I’ll remember seeing the fashion show for Radley Gowns in the mid-eighties where dresses with sleeves like sea shells just stunned me. Gasping a one particularly Baroque example he said “Oh you like that one – I cut it out at 2am this morning, isn’t it devooo darling.” Or the sex party at Cynthia Paynes house – exactly like the film version in ‘Personal Services’. I’ll remember also Nick saying “do you want to see the Hockney painting?” and being taken upstairs to a cupboard in the attic. Scrunched up and very battered inside was the upstretched canvas ‘Life Painting for a Diploma’. Hockney had pulled it off the canvas after using it to fulfil the Royal College requirement, kept the drawing of a skeleton attached to it, and thrown the painting away. Ossie, thinking he might use the canvas in a dress reclaimed it. Some years after seeing this sad remnant, a man approached Ossie at a party to say he had the skeleton drawing and wondered if they might come together. The process of reuniting the two, restoring it (miraculously) and bargaining with Hockney to recognise it, Ossie told me resulted in no benefit to him at all. It eventually went to the Tate Another of his cunning plans that resulted in nothing to lift his status.

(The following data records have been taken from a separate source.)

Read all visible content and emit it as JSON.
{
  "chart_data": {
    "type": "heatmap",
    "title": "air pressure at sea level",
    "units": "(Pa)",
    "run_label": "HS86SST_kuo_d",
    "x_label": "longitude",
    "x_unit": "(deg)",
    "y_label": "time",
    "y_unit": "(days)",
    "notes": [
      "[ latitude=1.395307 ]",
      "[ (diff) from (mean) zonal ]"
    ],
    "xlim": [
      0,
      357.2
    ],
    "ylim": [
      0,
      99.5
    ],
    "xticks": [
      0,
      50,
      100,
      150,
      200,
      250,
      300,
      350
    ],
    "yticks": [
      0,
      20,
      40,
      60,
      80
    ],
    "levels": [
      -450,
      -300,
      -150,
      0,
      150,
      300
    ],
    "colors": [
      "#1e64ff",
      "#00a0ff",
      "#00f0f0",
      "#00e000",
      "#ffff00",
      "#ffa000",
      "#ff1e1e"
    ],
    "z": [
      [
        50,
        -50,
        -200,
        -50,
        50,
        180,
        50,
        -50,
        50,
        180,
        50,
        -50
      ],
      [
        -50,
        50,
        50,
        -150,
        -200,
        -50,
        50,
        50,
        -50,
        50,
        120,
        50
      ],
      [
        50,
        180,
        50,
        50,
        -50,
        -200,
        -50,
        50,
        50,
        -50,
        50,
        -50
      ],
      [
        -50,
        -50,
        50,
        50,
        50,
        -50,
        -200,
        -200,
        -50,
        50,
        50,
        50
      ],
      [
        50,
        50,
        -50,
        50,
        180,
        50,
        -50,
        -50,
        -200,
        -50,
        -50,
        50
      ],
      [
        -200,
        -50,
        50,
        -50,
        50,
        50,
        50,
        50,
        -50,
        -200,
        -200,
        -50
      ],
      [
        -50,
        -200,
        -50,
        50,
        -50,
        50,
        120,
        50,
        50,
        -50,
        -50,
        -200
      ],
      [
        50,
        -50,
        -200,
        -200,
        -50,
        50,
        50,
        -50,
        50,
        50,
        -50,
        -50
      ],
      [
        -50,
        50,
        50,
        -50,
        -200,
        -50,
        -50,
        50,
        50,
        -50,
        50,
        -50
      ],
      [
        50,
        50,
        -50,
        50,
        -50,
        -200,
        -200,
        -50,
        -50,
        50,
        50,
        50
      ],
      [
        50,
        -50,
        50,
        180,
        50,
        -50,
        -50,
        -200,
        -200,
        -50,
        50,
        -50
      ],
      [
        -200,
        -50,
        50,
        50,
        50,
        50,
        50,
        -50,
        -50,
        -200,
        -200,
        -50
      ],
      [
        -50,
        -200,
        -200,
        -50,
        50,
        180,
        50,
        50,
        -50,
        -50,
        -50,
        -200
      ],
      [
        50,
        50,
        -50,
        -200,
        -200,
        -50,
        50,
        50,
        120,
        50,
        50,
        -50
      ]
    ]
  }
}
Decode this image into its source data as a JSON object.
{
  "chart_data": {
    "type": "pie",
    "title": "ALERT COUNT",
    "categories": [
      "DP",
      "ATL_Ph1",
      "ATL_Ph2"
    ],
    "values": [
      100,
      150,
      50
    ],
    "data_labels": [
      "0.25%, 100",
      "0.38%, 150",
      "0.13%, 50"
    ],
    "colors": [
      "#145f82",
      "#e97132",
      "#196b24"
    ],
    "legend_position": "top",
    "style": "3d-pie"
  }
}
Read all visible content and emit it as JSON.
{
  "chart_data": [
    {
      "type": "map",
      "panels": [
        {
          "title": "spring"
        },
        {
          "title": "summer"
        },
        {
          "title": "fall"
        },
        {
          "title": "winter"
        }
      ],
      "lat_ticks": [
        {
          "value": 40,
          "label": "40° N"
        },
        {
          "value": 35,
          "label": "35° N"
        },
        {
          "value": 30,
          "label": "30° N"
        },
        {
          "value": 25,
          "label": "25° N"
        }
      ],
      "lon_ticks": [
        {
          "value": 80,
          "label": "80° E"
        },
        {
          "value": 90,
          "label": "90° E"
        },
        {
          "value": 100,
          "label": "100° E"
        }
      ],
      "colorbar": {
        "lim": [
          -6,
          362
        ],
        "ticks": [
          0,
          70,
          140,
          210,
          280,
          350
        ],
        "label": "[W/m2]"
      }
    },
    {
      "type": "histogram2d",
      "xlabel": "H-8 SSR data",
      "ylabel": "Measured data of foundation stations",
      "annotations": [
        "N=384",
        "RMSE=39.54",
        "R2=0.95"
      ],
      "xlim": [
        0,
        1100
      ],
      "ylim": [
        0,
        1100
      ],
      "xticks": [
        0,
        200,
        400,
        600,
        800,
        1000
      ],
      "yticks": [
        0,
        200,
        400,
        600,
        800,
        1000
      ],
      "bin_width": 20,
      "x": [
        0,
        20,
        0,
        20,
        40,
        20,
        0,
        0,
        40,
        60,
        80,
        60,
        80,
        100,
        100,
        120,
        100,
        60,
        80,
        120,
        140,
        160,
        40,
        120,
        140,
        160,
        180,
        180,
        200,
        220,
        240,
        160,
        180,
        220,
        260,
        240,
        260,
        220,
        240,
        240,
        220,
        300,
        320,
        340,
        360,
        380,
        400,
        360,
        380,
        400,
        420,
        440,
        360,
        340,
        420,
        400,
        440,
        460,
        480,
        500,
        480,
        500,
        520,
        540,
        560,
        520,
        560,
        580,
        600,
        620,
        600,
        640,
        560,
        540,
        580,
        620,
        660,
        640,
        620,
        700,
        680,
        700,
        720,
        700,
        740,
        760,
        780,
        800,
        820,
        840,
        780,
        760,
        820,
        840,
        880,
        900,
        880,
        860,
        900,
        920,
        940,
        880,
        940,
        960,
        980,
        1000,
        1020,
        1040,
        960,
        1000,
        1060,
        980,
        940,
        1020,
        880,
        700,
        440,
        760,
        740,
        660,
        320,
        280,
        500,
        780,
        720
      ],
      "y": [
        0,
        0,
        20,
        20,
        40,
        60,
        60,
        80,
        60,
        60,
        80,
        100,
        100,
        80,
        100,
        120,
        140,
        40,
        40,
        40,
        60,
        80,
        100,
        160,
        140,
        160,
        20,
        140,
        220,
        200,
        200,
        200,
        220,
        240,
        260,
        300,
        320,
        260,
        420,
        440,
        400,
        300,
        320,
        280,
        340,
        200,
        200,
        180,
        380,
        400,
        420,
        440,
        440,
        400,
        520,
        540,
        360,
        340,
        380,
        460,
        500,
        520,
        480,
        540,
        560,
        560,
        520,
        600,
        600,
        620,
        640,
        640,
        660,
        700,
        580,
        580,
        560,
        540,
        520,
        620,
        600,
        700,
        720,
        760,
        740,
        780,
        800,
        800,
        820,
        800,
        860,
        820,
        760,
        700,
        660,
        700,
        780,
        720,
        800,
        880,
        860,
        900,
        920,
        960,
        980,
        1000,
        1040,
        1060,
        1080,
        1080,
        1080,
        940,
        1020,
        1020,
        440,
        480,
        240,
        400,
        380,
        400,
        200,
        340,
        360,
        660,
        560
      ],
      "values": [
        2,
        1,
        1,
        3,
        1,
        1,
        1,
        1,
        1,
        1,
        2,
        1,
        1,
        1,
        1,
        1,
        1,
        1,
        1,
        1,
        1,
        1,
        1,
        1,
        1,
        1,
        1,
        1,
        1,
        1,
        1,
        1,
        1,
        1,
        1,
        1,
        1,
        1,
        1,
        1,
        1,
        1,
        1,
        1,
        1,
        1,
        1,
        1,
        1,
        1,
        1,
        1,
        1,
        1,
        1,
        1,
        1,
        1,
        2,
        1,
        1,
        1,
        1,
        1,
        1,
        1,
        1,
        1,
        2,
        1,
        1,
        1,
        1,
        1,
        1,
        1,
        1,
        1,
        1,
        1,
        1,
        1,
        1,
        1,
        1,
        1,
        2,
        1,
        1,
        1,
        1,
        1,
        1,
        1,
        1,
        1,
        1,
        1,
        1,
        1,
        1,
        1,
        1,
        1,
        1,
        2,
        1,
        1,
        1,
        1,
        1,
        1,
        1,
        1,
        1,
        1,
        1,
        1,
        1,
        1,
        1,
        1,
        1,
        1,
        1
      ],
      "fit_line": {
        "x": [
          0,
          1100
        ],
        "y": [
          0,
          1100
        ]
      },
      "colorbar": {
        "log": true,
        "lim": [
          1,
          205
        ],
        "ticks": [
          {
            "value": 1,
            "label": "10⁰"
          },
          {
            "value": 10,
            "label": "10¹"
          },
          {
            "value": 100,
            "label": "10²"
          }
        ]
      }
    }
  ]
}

When his friend Lady Henrietta Rous, one who always tried to help him, edited The Ossie Clark Diaries (1998) I was horrified at the selection from his later years picturing all the gloom but not the fun. Even more upsetting was that Nick was not pictured at all: expunged in favour of the ‘real’ family and celebrities it felt cruel. The same followed in various articles and books that resolutely focus on the ‘heterosexual’ man (I could at least alter his Wikipedia page to balance things). I have very mixed feelings now when I see his vintage outfits sell at hundreds of pounds knowing he struggled to find buyers for a made to measure little black dress at £200 when he couldn’t pay his rent. For some of us he continued to inspire as he fluttered his bruised wings. In a world full of caterpillars it takes balls to be a butterfly.
An edited version of this text was previously published in Gay Times shortly after Ossie’s death.